Visualization Palette

This week we will discuss "mutation" of data.


Mutation Operations

  • Mathematical operations, such as injective operations.
    • Logarithmic versus linear representations
    • Arithmetic or multiplicative relationships
    • Dimensionality remapping
  • Smoothing (reduction)
  • Histograms (reduction)

notes: remap dimensions like inches to centimeters. Or height to body mass index. Not always a direct relationship.

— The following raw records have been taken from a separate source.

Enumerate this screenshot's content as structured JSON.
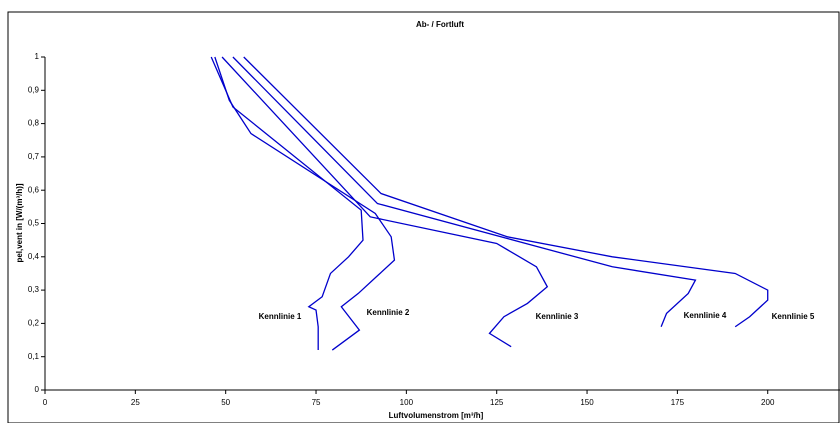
{
  "chart_data": {
    "type": "line",
    "title": "Ab- / Fortluft",
    "x_label": "Luftvolumenstrom [m³/h]",
    "y_label": "pel,vent in [W/(m³/h)]",
    "xlim": [
      0,
      220
    ],
    "xticks": [
      0,
      25,
      50,
      75,
      100,
      125,
      150,
      175,
      200
    ],
    "ylim": [
      0,
      1
    ],
    "yticks": [
      0,
      {
        "value": 0.1,
        "label": "0,1"
      },
      {
        "value": 0.2,
        "label": "0,2"
      },
      {
        "value": 0.3,
        "label": "0,3"
      },
      {
        "value": 0.4,
        "label": "0,4"
      },
      {
        "value": 0.5,
        "label": "0,5"
      },
      {
        "value": 0.6,
        "label": "0,6"
      },
      {
        "value": 0.7,
        "label": "0,7"
      },
      {
        "value": 0.8,
        "label": "0,8"
      },
      {
        "value": 0.9,
        "label": "0,9"
      },
      1
    ],
    "series": [
      {
        "name": "Kennlinie 1",
        "color": "#0000cc",
        "x": [
          46,
          50,
          52,
          87.5,
          88,
          84,
          79,
          76.7,
          73,
          75,
          75.6,
          75.6
        ],
        "values": [
          1,
          0.9,
          0.85,
          0.54,
          0.45,
          0.4,
          0.35,
          0.28,
          0.25,
          0.24,
          0.19,
          0.12
        ]
      },
      {
        "name": "Kennlinie 2",
        "color": "#0000cc",
        "x": [
          47,
          51,
          57,
          91.4,
          95.8,
          96.7,
          91.7,
          86.7,
          82,
          87,
          79.5
        ],
        "values": [
          1,
          0.87,
          0.77,
          0.53,
          0.46,
          0.39,
          0.34,
          0.29,
          0.25,
          0.18,
          0.12
        ]
      },
      {
        "name": "Kennlinie 3",
        "color": "#0000cc",
        "x": [
          49,
          90,
          125,
          136,
          139,
          133.5,
          127,
          123,
          129
        ],
        "values": [
          1,
          0.52,
          0.44,
          0.37,
          0.31,
          0.26,
          0.22,
          0.17,
          0.13
        ]
      },
      {
        "name": "Kennlinie 4",
        "color": "#0000cc",
        "x": [
          52,
          92,
          157,
          180,
          178,
          172,
          170.5
        ],
        "values": [
          1,
          0.56,
          0.37,
          0.33,
          0.29,
          0.23,
          0.19
        ]
      },
      {
        "name": "Kennlinie 5",
        "color": "#0000cc",
        "x": [
          55,
          93,
          128,
          157,
          191,
          200,
          200,
          195,
          191
        ],
        "values": [
          1,
          0.59,
          0.46,
          0.4,
          0.35,
          0.3,
          0.27,
          0.22,
          0.19
        ]
      }
    ]
  }
}
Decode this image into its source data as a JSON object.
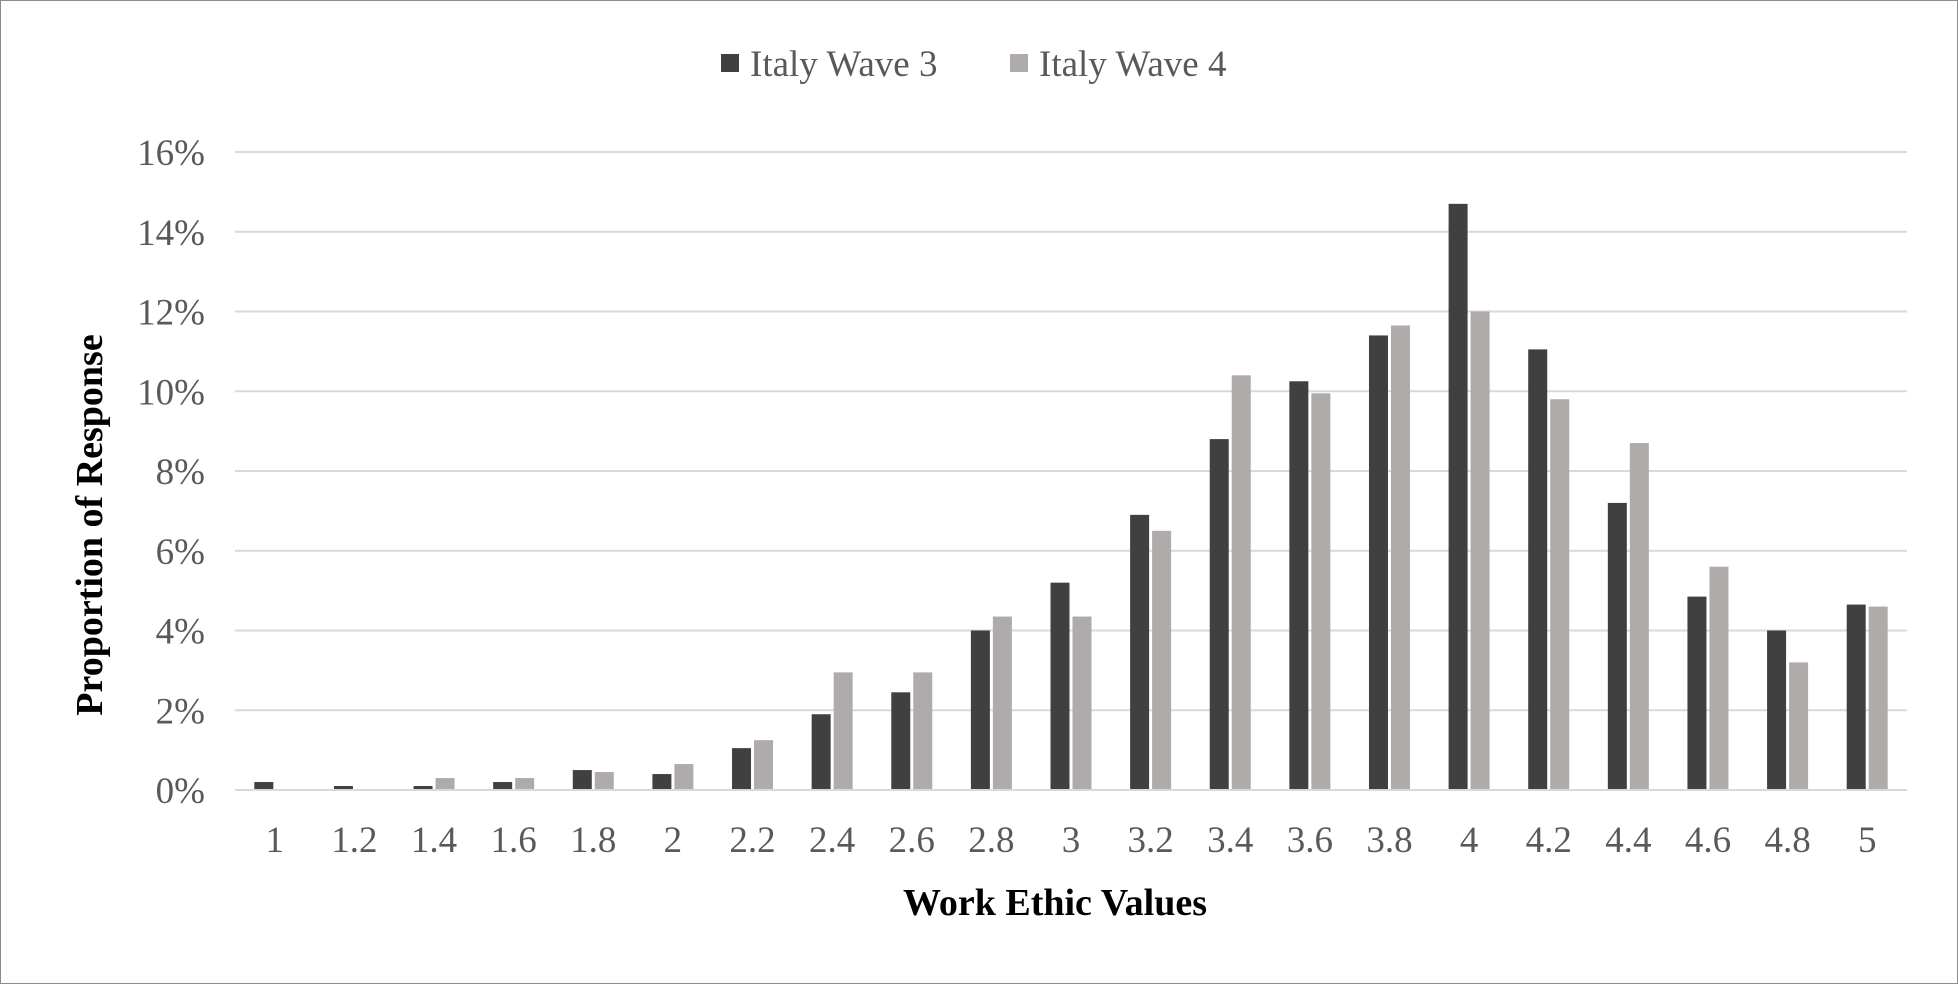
{
  "chart_data": {
    "type": "bar",
    "xlabel": "Work Ethic Values",
    "ylabel": "Proportion of Response",
    "categories": [
      "1",
      "1.2",
      "1.4",
      "1.6",
      "1.8",
      "2",
      "2.2",
      "2.4",
      "2.6",
      "2.8",
      "3",
      "3.2",
      "3.4",
      "3.6",
      "3.8",
      "4",
      "4.2",
      "4.4",
      "4.6",
      "4.8",
      "5"
    ],
    "series": [
      {
        "name": "Italy Wave 3",
        "color": "#404040",
        "values": [
          0.2,
          0.1,
          0.1,
          0.2,
          0.5,
          0.4,
          1.05,
          1.9,
          2.45,
          4.0,
          5.2,
          6.9,
          8.8,
          10.25,
          11.4,
          14.7,
          11.05,
          7.2,
          4.85,
          4.0,
          4.65
        ]
      },
      {
        "name": "Italy Wave 4",
        "color": "#afabab",
        "values": [
          0.0,
          0.0,
          0.3,
          0.3,
          0.45,
          0.65,
          1.25,
          2.95,
          2.95,
          4.35,
          4.35,
          6.5,
          10.4,
          9.95,
          11.65,
          12.0,
          9.8,
          8.7,
          5.6,
          3.2,
          4.6
        ]
      }
    ],
    "y_ticks": [
      "0%",
      "2%",
      "4%",
      "6%",
      "8%",
      "10%",
      "12%",
      "14%",
      "16%"
    ],
    "ylim": [
      0,
      16
    ],
    "y_unit": "%",
    "grid": true,
    "gridline_color": "#d9d9d9",
    "legend_position": "top-center"
  }
}
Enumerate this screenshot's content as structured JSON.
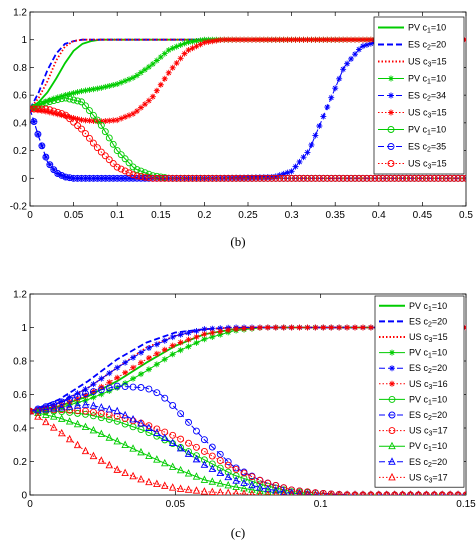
{
  "chart_data": [
    {
      "type": "line",
      "caption": "(b)",
      "xlim": [
        0,
        0.5
      ],
      "ylim": [
        -0.2,
        1.2
      ],
      "x_ticks": [
        "0",
        "0.05",
        "0.1",
        "0.15",
        "0.2",
        "0.25",
        "0.3",
        "0.35",
        "0.4",
        "0.45",
        "0.5"
      ],
      "y_ticks": [
        "-0.2",
        "0",
        "0.2",
        "0.4",
        "0.6",
        "0.8",
        "1",
        "1.2"
      ],
      "grid": false,
      "legend_position": "top-right",
      "series": [
        {
          "name": "PV c1=10",
          "label_main": "PV c",
          "label_sub": "1",
          "label_value": "=10",
          "color": "#00cc00",
          "dash": "solid",
          "marker": "none",
          "x": [
            0,
            0.01,
            0.02,
            0.03,
            0.04,
            0.05,
            0.06,
            0.07,
            0.08,
            0.1,
            0.15,
            0.2,
            0.3,
            0.4,
            0.5
          ],
          "y": [
            0.5,
            0.55,
            0.62,
            0.72,
            0.83,
            0.92,
            0.97,
            0.99,
            1,
            1,
            1,
            1,
            1,
            1,
            1
          ]
        },
        {
          "name": "ES c2=20",
          "label_main": "ES c",
          "label_sub": "2",
          "label_value": "=20",
          "color": "#0000ff",
          "dash": "dashed",
          "marker": "none",
          "x": [
            0,
            0.01,
            0.02,
            0.03,
            0.04,
            0.05,
            0.06,
            0.08,
            0.1,
            0.2,
            0.3,
            0.4,
            0.5
          ],
          "y": [
            0.5,
            0.62,
            0.78,
            0.9,
            0.97,
            0.99,
            1,
            1,
            1,
            1,
            1,
            1,
            1
          ]
        },
        {
          "name": "US c3=15",
          "label_main": "US c",
          "label_sub": "3",
          "label_value": "=15",
          "color": "#ff0000",
          "dash": "dotted",
          "marker": "none",
          "x": [
            0,
            0.01,
            0.02,
            0.03,
            0.04,
            0.05,
            0.06,
            0.08,
            0.1,
            0.2,
            0.3,
            0.4,
            0.5
          ],
          "y": [
            0.5,
            0.58,
            0.7,
            0.85,
            0.95,
            0.99,
            1,
            1,
            1,
            1,
            1,
            1,
            1
          ]
        },
        {
          "name": "PV c1=10",
          "label_main": "PV c",
          "label_sub": "1",
          "label_value": "=10",
          "color": "#00cc00",
          "dash": "solid",
          "marker": "star",
          "x": [
            0,
            0.02,
            0.04,
            0.06,
            0.08,
            0.1,
            0.12,
            0.14,
            0.16,
            0.18,
            0.2,
            0.25,
            0.3,
            0.4,
            0.5
          ],
          "y": [
            0.5,
            0.56,
            0.6,
            0.63,
            0.65,
            0.68,
            0.73,
            0.82,
            0.93,
            0.98,
            1,
            1,
            1,
            1,
            1
          ]
        },
        {
          "name": "ES c2=34",
          "label_main": "ES c",
          "label_sub": "2",
          "label_value": "=34",
          "color": "#0000ff",
          "dash": "dashed",
          "marker": "star",
          "x": [
            0,
            0.01,
            0.02,
            0.03,
            0.04,
            0.05,
            0.1,
            0.2,
            0.28,
            0.3,
            0.32,
            0.34,
            0.36,
            0.38,
            0.4,
            0.42,
            0.45,
            0.5
          ],
          "y": [
            0.5,
            0.3,
            0.12,
            0.04,
            0.01,
            0,
            0,
            0,
            0.01,
            0.05,
            0.2,
            0.5,
            0.8,
            0.95,
            0.99,
            1,
            1,
            1
          ]
        },
        {
          "name": "US c3=15",
          "label_main": "US c",
          "label_sub": "3",
          "label_value": "=15",
          "color": "#ff0000",
          "dash": "dotted",
          "marker": "star",
          "x": [
            0,
            0.02,
            0.04,
            0.06,
            0.08,
            0.1,
            0.12,
            0.14,
            0.16,
            0.18,
            0.2,
            0.22,
            0.25,
            0.3,
            0.5
          ],
          "y": [
            0.5,
            0.48,
            0.45,
            0.42,
            0.41,
            0.42,
            0.47,
            0.58,
            0.77,
            0.92,
            0.98,
            1,
            1,
            1,
            1
          ]
        },
        {
          "name": "PV c1=10",
          "label_main": "PV c",
          "label_sub": "1",
          "label_value": "=10",
          "color": "#00cc00",
          "dash": "solid",
          "marker": "circle",
          "x": [
            0,
            0.02,
            0.04,
            0.06,
            0.08,
            0.1,
            0.12,
            0.14,
            0.16,
            0.2,
            0.3,
            0.4,
            0.5
          ],
          "y": [
            0.5,
            0.55,
            0.58,
            0.55,
            0.4,
            0.2,
            0.07,
            0.02,
            0,
            0,
            0,
            0,
            0
          ]
        },
        {
          "name": "ES c2=35",
          "label_main": "ES c",
          "label_sub": "2",
          "label_value": "=35",
          "color": "#0000ff",
          "dash": "dashed",
          "marker": "circle",
          "x": [
            0,
            0.01,
            0.02,
            0.03,
            0.04,
            0.05,
            0.1,
            0.2,
            0.3,
            0.4,
            0.5
          ],
          "y": [
            0.5,
            0.3,
            0.12,
            0.04,
            0.01,
            0,
            0,
            0,
            0,
            0,
            0
          ]
        },
        {
          "name": "US c3=15",
          "label_main": "US c",
          "label_sub": "3",
          "label_value": "=15",
          "color": "#ff0000",
          "dash": "dotted",
          "marker": "circle",
          "x": [
            0,
            0.02,
            0.04,
            0.06,
            0.08,
            0.1,
            0.12,
            0.14,
            0.16,
            0.2,
            0.3,
            0.4,
            0.5
          ],
          "y": [
            0.5,
            0.5,
            0.46,
            0.35,
            0.2,
            0.08,
            0.02,
            0,
            0,
            0,
            0,
            0,
            0
          ]
        }
      ]
    },
    {
      "type": "line",
      "caption": "(c)",
      "xlim": [
        0,
        0.15
      ],
      "ylim": [
        0,
        1.2
      ],
      "x_ticks": [
        "0",
        "0.05",
        "0.1",
        "0.15"
      ],
      "y_ticks": [
        "0",
        "0.2",
        "0.4",
        "0.6",
        "0.8",
        "1",
        "1.2"
      ],
      "grid": false,
      "legend_position": "top-right",
      "series": [
        {
          "name": "PV c1=10",
          "label_main": "PV c",
          "label_sub": "1",
          "label_value": "=10",
          "color": "#00cc00",
          "dash": "solid",
          "marker": "none",
          "x": [
            0,
            0.01,
            0.02,
            0.03,
            0.04,
            0.05,
            0.06,
            0.07,
            0.08,
            0.09,
            0.1,
            0.12,
            0.15
          ],
          "y": [
            0.5,
            0.53,
            0.59,
            0.68,
            0.79,
            0.89,
            0.96,
            0.99,
            1,
            1,
            1,
            1,
            1
          ]
        },
        {
          "name": "ES c2=20",
          "label_main": "ES c",
          "label_sub": "2",
          "label_value": "=20",
          "color": "#0000ff",
          "dash": "dashed",
          "marker": "none",
          "x": [
            0,
            0.01,
            0.02,
            0.03,
            0.04,
            0.05,
            0.06,
            0.07,
            0.08,
            0.1,
            0.12,
            0.15
          ],
          "y": [
            0.5,
            0.57,
            0.68,
            0.81,
            0.91,
            0.97,
            0.99,
            1,
            1,
            1,
            1,
            1
          ]
        },
        {
          "name": "US c3=15",
          "label_main": "US c",
          "label_sub": "3",
          "label_value": "=15",
          "color": "#ff0000",
          "dash": "dotted",
          "marker": "none",
          "x": [
            0,
            0.01,
            0.02,
            0.03,
            0.04,
            0.05,
            0.06,
            0.07,
            0.08,
            0.1,
            0.12,
            0.15
          ],
          "y": [
            0.5,
            0.55,
            0.64,
            0.76,
            0.88,
            0.95,
            0.99,
            1,
            1,
            1,
            1,
            1
          ]
        },
        {
          "name": "PV c1=10",
          "label_main": "PV c",
          "label_sub": "1",
          "label_value": "=10",
          "color": "#00cc00",
          "dash": "solid",
          "marker": "star",
          "x": [
            0,
            0.01,
            0.02,
            0.03,
            0.04,
            0.05,
            0.06,
            0.07,
            0.08,
            0.09,
            0.1,
            0.12,
            0.15
          ],
          "y": [
            0.5,
            0.52,
            0.57,
            0.64,
            0.74,
            0.85,
            0.93,
            0.98,
            1,
            1,
            1,
            1,
            1
          ]
        },
        {
          "name": "ES c2=20",
          "label_main": "ES c",
          "label_sub": "2",
          "label_value": "=20",
          "color": "#0000ff",
          "dash": "dashed",
          "marker": "star",
          "x": [
            0,
            0.01,
            0.02,
            0.03,
            0.04,
            0.05,
            0.06,
            0.07,
            0.08,
            0.1,
            0.12,
            0.15
          ],
          "y": [
            0.5,
            0.55,
            0.64,
            0.76,
            0.87,
            0.95,
            0.99,
            1,
            1,
            1,
            1,
            1
          ]
        },
        {
          "name": "US c3=16",
          "label_main": "US c",
          "label_sub": "3",
          "label_value": "=16",
          "color": "#ff0000",
          "dash": "dotted",
          "marker": "star",
          "x": [
            0,
            0.01,
            0.02,
            0.03,
            0.04,
            0.05,
            0.06,
            0.07,
            0.08,
            0.09,
            0.1,
            0.12,
            0.15
          ],
          "y": [
            0.5,
            0.53,
            0.6,
            0.7,
            0.81,
            0.9,
            0.96,
            0.99,
            1,
            1,
            1,
            1,
            1
          ]
        },
        {
          "name": "PV c1=10",
          "label_main": "PV c",
          "label_sub": "1",
          "label_value": "=10",
          "color": "#00cc00",
          "dash": "solid",
          "marker": "circle",
          "x": [
            0,
            0.01,
            0.02,
            0.03,
            0.04,
            0.05,
            0.06,
            0.07,
            0.08,
            0.09,
            0.1,
            0.11,
            0.12,
            0.15
          ],
          "y": [
            0.5,
            0.5,
            0.48,
            0.44,
            0.38,
            0.3,
            0.21,
            0.12,
            0.06,
            0.02,
            0.01,
            0,
            0,
            0
          ]
        },
        {
          "name": "ES c2=20",
          "label_main": "ES c",
          "label_sub": "2",
          "label_value": "=20",
          "color": "#0000ff",
          "dash": "dashed",
          "marker": "circle",
          "x": [
            0,
            0.01,
            0.02,
            0.03,
            0.04,
            0.045,
            0.05,
            0.06,
            0.07,
            0.08,
            0.09,
            0.1,
            0.11,
            0.12,
            0.15
          ],
          "y": [
            0.5,
            0.55,
            0.61,
            0.65,
            0.64,
            0.6,
            0.52,
            0.33,
            0.17,
            0.08,
            0.03,
            0.01,
            0,
            0,
            0
          ]
        },
        {
          "name": "US c3=17",
          "label_main": "US c",
          "label_sub": "3",
          "label_value": "=17",
          "color": "#ff0000",
          "dash": "dotted",
          "marker": "circle",
          "x": [
            0,
            0.01,
            0.02,
            0.03,
            0.04,
            0.05,
            0.06,
            0.07,
            0.08,
            0.09,
            0.1,
            0.11,
            0.12,
            0.15
          ],
          "y": [
            0.5,
            0.51,
            0.5,
            0.47,
            0.42,
            0.35,
            0.26,
            0.16,
            0.08,
            0.03,
            0.01,
            0,
            0,
            0
          ]
        },
        {
          "name": "PV c1=10",
          "label_main": "PV c",
          "label_sub": "1",
          "label_value": "=10",
          "color": "#00cc00",
          "dash": "solid",
          "marker": "triangle",
          "x": [
            0,
            0.01,
            0.02,
            0.03,
            0.04,
            0.05,
            0.06,
            0.07,
            0.08,
            0.09,
            0.1,
            0.12,
            0.15
          ],
          "y": [
            0.5,
            0.46,
            0.4,
            0.32,
            0.24,
            0.16,
            0.09,
            0.05,
            0.02,
            0.01,
            0,
            0,
            0
          ]
        },
        {
          "name": "ES c2=20",
          "label_main": "ES c",
          "label_sub": "2",
          "label_value": "=20",
          "color": "#0000ff",
          "dash": "dashed",
          "marker": "triangle",
          "x": [
            0,
            0.01,
            0.02,
            0.03,
            0.04,
            0.05,
            0.06,
            0.07,
            0.08,
            0.09,
            0.1,
            0.12,
            0.15
          ],
          "y": [
            0.5,
            0.52,
            0.54,
            0.5,
            0.41,
            0.3,
            0.18,
            0.09,
            0.04,
            0.01,
            0,
            0,
            0
          ]
        },
        {
          "name": "US c3=17",
          "label_main": "US c",
          "label_sub": "3",
          "label_value": "=17",
          "color": "#ff0000",
          "dash": "dotted",
          "marker": "triangle",
          "x": [
            0,
            0.01,
            0.02,
            0.03,
            0.04,
            0.05,
            0.06,
            0.07,
            0.08,
            0.1,
            0.12,
            0.15
          ],
          "y": [
            0.5,
            0.38,
            0.25,
            0.15,
            0.08,
            0.04,
            0.02,
            0.01,
            0,
            0,
            0,
            0
          ]
        }
      ]
    }
  ]
}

smoothing and histograms are only mutations if we change the number of data points (reduction). If we keep the existing points in a one-to-one (injective) way, we're not running a mutation.


Histograms

What can we understand from these plots?

notes: What can we understand from this visualization?


Histograms

What can we understand from this plot?

notes: What can we get from this one?


Binning and Histograms

We can aggregate data points according to their position along defined dimensions.

Binning and Histograms

We can aggregate data points according to their position along defined dimensions.

Binning and Histograms

  • $\Sigma 1$ (count)
  • $\Sigma v_i$ (sum)
  • $\frac{\Sigma v_i }{ \Sigma 1}$ (average)
  • $\frac{\Sigma v_i w_i}{\Sigma w_i}$ (weighted average)

notes: vi means the value of something, wi is the weight of "importance" of the thing. So a bin can have a larger value by having a higher vi or wi.

let's imagine each data point here is a building owned by the state of Illinois


Binning and Histograms

  • $\Sigma 1$ (count)

notes: Here we are asking, how many data points are there in each bin. Perhaps the bins are square footage of the building - 1000-2000 sq ft, 2000-3000 sq ft, and 3000-4000 sq ft, etc. So we see how many buildings fit into each size class.


Binning and Histograms

  • $\Sigma v_i$ (sum)

notes: We can also sum by VALUE. We can add the actual square footage per building in its size class. So we might find that from the 8 buildings in the smallest size group, there's a total of 7500 square feet of building space.


Binning and Histograms

  • $\frac{\Sigma v_i }{ \Sigma 1}$ (average)
  • $\frac{\Sigma v_i w_i}{\Sigma w_i}$ (weighted average)

notes: We can also find the AVERAGE value per bin - so what's the average square footage in each size class.

And we can do a WEIGHTED average as well. Perhaps we're most interested in buildings that are newer, so we can weight the square footage values by the building's age. Old buildings will contribute less to the average than new buildings.


Splitting Operations

We can split or group collections of data based on some characteristic.

notes: Splitting is meant for categorical "descriptive" data

What if this data were automobile accidents? What is a characteristic we could use to split the data?


Splitting Operations

We can split or group collections of data based on some characteristic.

notes: perhaps the type of vehicle, or whether the accident resulted in an injury, or by the number of vehicles involved

Each of these subsets might create their own questions worth investigating.


Python Basics

A review, from last week:

  • Variables
    • Strings, numbers, mutability
    • Assignments and comparisons
  • Data Structures
    • Lists
    • Dictionaries
  • Flow control
    • for / while
    • if / elif / else
    • functions
  • Packages
    • matplotlib
    • numpy
    • pandas

Variables

my_name = "Matt"

n_students = 7
n_students += 1

n_students_orig = n_students
n_students += 3

notes: what are the results of each line of code?


Data Structures

c = []
c.append(2)
c.append('hi there')

d = {}
d[1] = 'b'
d['hello'] = 10

Flow Control

for obj in [1, 2, 3]:
    print(obj)

a = []
while len(a) < 5:
  a.append(input("Hello!"))

Functions

def func(arg1):
    print(arg)

func("Hello!")
func("AEIOU")

Assignment 2

Using Python, construct a visualization of the Illinois Building Inventory that communicates the following information:

  • Relationship between the year acquired and the year constructed
  • Total square footage as a function of congressional district

Each component will be worth 5 points and must be a completely communicative visualization -- including labels and a one paragraph writeup of successes and shortcomings in your approach.

Submit a notebook to Moodle.

All source code must be in these files. Include your csv file for completeness.